Cet écart vertigineux révèle une vérité difficile à contourner : l’économie nigérienne ne s’appartient qu’en très petite partie. L’essentiel des infrastructures, des capitaux et des créances qui font fonctionner le pays demeure sous le contrôle d’acteurs non-résidents.

Le secteur privé, premier porteur de la dépendance

Contrairement à une idée répandue, cette emprise financière extérieure ne se résume pas à la dette souveraine contractée par le Trésor public. L’examen détaillé des passifs révèle une répartition éloquente :

  • Les sociétés non financières supportent 59,4 % des passifs, soit 7 685 milliards de FCFA. Ce poids traduit la place écrasante des multinationales et des investisseurs étrangers dans des secteurs stratégiques comme le pétrole, les mines et les télécommunications.
  • L’administration publique assume directement 34,2 % des engagements, soit 4 428,7 milliards de FCFA, sous forme de dette extérieure.
  • Le reliquat se partage entre la Banque centrale et le secteur bancaire commercial.

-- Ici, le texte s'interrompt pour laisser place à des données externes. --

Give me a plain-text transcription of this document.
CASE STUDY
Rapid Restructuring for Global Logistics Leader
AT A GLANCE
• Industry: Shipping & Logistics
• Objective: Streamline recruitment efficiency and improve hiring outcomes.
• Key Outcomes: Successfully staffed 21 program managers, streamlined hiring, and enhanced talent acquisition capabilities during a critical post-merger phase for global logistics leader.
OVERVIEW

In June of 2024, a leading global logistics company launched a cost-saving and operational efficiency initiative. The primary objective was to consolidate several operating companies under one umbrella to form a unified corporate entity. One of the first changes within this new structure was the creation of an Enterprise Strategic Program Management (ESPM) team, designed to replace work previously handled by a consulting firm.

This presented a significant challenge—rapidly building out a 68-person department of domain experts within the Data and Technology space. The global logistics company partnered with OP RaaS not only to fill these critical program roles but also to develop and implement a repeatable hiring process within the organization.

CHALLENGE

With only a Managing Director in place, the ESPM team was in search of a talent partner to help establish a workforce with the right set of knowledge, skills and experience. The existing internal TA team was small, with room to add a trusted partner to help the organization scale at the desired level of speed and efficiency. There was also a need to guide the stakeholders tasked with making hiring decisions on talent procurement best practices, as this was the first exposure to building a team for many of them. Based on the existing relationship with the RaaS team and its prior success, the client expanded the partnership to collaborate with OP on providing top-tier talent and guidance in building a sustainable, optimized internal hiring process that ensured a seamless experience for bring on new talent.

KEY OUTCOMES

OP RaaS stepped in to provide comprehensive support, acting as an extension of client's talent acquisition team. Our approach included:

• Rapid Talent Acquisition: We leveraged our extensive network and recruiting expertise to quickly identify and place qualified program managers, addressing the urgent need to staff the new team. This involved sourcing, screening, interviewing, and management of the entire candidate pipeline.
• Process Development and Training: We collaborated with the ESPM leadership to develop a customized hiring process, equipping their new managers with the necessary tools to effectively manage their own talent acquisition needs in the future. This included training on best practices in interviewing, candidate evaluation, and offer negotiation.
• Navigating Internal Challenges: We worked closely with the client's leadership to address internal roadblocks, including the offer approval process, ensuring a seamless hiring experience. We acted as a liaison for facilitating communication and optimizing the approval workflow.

Cette prédominance du privé étranger n’est pas qu’un simple agrégat comptable. Elle signifie que les moteurs de la croissance nationale restent suspendus aux décisions et aux arbitrages de capitaux venus d’ailleurs.

Une dépendance géopolitique déplacée, pas résolue

La carte géographique de ces passifs ruine définitivement la thèse d’un affranchissement de la tutelle extérieure. La catégorie « autres pays » — qui rassemble les partenaires hors zone euro et hors UEMOA, avec la Chine en tête de liste — concentre à elle seule 78 % des engagements financiers extérieurs du Niger. La zone euro ne représente plus qu’environ 18 %, tandis que l’intégration financière régionale au sein de l’UEMOA demeure marginale, autour de 5 %.

En substituant aux bailleurs traditionnels de nouveaux créanciers hégémoniques, le Niger n’a pas conquis sa souveraineté financière : il a simplement changé de tuteur. Avec plus de 12 900 milliards de FCFA de passifs extérieurs, la marge de manœuvre du pouvoir apparaît particulièrement étroite. La rhétorique politique, aussi forte soit-elle, ne suffit pas à effacer la réalité des dépendances économiques.